Tuesday, March 22, 2011
Women
The women in Heart of Darkness all seem significant to me. I only remember four. The two at the beginning, one of whom "preceded [Marlow] into the waiting-room" (14). She could be important because she kind of marks the beginning of Marlow's journey. However, what I really noticed about Marlow's encounter with her was how he "only...just began to think of getting out of her way" when she "walked straight at [him]-still knitting with downcast eyes" (14). Marlow barely even thought of moving out of her way until she was about to walk into him. His actions made me feel like he thought he was above her.
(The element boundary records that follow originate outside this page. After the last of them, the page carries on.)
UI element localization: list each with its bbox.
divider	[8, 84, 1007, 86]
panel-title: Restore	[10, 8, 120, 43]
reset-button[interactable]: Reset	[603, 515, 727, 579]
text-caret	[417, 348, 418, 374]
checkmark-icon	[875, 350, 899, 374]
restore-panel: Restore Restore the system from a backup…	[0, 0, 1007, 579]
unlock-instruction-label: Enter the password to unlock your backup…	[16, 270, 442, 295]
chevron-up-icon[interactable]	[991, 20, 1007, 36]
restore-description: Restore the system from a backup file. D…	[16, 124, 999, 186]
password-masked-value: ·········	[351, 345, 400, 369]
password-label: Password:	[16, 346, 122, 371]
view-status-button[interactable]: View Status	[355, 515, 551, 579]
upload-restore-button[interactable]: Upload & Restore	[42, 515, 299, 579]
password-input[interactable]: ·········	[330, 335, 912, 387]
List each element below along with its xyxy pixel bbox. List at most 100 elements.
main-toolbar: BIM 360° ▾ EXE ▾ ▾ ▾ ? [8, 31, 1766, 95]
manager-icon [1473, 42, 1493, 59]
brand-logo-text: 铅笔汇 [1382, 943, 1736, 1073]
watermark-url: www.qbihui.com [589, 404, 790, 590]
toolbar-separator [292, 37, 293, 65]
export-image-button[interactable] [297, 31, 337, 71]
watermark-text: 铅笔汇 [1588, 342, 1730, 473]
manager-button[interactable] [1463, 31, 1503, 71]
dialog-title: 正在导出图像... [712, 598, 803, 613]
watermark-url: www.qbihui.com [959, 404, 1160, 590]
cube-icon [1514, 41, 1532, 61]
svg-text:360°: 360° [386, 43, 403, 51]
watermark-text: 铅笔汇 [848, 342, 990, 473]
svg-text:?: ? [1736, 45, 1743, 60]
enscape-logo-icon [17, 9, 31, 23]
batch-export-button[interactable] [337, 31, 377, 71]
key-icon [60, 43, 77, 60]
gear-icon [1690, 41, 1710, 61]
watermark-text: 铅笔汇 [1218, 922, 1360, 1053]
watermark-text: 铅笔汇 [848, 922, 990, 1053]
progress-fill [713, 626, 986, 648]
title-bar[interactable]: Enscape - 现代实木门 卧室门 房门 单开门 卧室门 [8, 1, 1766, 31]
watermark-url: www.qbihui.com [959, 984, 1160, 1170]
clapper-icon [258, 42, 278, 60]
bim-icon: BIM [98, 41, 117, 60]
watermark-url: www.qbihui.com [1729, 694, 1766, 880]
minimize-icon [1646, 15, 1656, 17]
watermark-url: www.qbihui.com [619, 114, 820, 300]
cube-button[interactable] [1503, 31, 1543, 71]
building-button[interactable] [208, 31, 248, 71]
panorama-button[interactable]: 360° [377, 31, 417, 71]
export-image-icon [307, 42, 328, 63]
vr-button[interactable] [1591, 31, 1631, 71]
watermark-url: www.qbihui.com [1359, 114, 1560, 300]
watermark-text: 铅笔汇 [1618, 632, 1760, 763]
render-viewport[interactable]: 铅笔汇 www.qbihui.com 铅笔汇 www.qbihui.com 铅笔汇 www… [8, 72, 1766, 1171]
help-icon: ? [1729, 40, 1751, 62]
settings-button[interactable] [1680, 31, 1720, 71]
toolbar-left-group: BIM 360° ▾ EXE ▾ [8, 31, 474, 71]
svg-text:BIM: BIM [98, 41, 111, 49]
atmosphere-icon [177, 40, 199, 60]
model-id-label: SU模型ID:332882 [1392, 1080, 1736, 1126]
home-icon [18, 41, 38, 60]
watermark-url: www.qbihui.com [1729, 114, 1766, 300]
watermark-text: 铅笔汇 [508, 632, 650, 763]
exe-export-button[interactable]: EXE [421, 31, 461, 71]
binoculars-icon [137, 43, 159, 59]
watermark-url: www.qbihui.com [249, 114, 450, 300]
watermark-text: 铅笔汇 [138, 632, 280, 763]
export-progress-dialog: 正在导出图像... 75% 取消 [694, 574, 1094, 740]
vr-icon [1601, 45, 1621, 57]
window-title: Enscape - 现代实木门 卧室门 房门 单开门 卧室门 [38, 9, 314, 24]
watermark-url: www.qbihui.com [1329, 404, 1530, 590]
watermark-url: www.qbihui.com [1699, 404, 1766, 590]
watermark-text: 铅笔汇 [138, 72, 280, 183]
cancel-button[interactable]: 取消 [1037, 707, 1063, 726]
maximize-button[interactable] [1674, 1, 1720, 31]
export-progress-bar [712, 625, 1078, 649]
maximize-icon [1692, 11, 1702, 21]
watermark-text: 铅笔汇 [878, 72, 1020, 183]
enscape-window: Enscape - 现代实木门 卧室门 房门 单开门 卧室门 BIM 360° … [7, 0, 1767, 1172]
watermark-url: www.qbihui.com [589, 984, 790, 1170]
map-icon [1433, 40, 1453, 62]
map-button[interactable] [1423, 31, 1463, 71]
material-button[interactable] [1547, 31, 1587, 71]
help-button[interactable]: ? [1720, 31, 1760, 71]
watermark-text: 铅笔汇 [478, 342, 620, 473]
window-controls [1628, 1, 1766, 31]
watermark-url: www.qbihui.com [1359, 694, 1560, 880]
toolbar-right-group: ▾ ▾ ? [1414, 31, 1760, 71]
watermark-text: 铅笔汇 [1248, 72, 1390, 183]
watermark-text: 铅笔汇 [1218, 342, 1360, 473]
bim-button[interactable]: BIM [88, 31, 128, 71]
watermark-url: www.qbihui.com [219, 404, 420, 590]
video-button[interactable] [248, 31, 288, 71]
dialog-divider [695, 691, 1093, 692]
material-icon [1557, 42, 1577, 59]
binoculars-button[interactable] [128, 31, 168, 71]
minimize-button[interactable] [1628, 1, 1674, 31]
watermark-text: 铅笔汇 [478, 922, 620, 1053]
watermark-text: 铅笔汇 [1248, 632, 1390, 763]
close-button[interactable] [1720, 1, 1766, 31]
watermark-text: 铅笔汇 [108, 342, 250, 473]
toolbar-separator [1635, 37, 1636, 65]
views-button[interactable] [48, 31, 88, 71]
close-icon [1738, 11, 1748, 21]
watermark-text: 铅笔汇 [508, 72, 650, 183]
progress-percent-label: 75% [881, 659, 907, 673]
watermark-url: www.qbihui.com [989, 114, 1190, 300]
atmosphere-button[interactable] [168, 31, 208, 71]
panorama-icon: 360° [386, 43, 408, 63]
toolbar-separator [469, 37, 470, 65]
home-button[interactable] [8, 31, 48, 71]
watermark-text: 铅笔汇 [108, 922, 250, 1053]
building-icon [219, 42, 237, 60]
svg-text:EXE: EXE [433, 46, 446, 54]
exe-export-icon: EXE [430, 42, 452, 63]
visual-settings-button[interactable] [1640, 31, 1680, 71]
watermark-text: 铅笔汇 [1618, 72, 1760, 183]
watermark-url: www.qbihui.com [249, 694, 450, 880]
Then, at the very end of the book, we meet the "wild-eyed and magnificent" African woman (113). As Marlow and the crew leave Kurtz's station Marlow blows the steamboat's whistle to scare off the native onlookers, and "only the barbarous and superb woman [does] not so much as flinch, and [stretches] tragically her bare arms after [them] over the sombre and glittering river" (127). This woman seems powerful, steady amidst the terror felt by all around her. Finally, Marlow meets the lady that loved Kurtz. She seems to bring all the grief hat has happened in the novel together through a "feeling of infinite pity" (144). The scene with this lady repeats Kurtz's "very last words" in a "persistent whisper that seemed to swell menacingly" (145). She encompasses all the darkness Marlow has seen through her mourning of Kurtz. The women can be insignificant, powerful, or somber. Yet the men have power of them. Marlow treats the first lady in a way that makes her insignificant. The native is willful, but Kurtz and Marlow still leave her behind making her seem helpless. And Marlow has to save the last woman from overwhelming anguish that would have been "too dark" by lying about Kurtz's last words. Marlow alone lived with the knowledge of the "horror," at least until he told this story to his shipmates.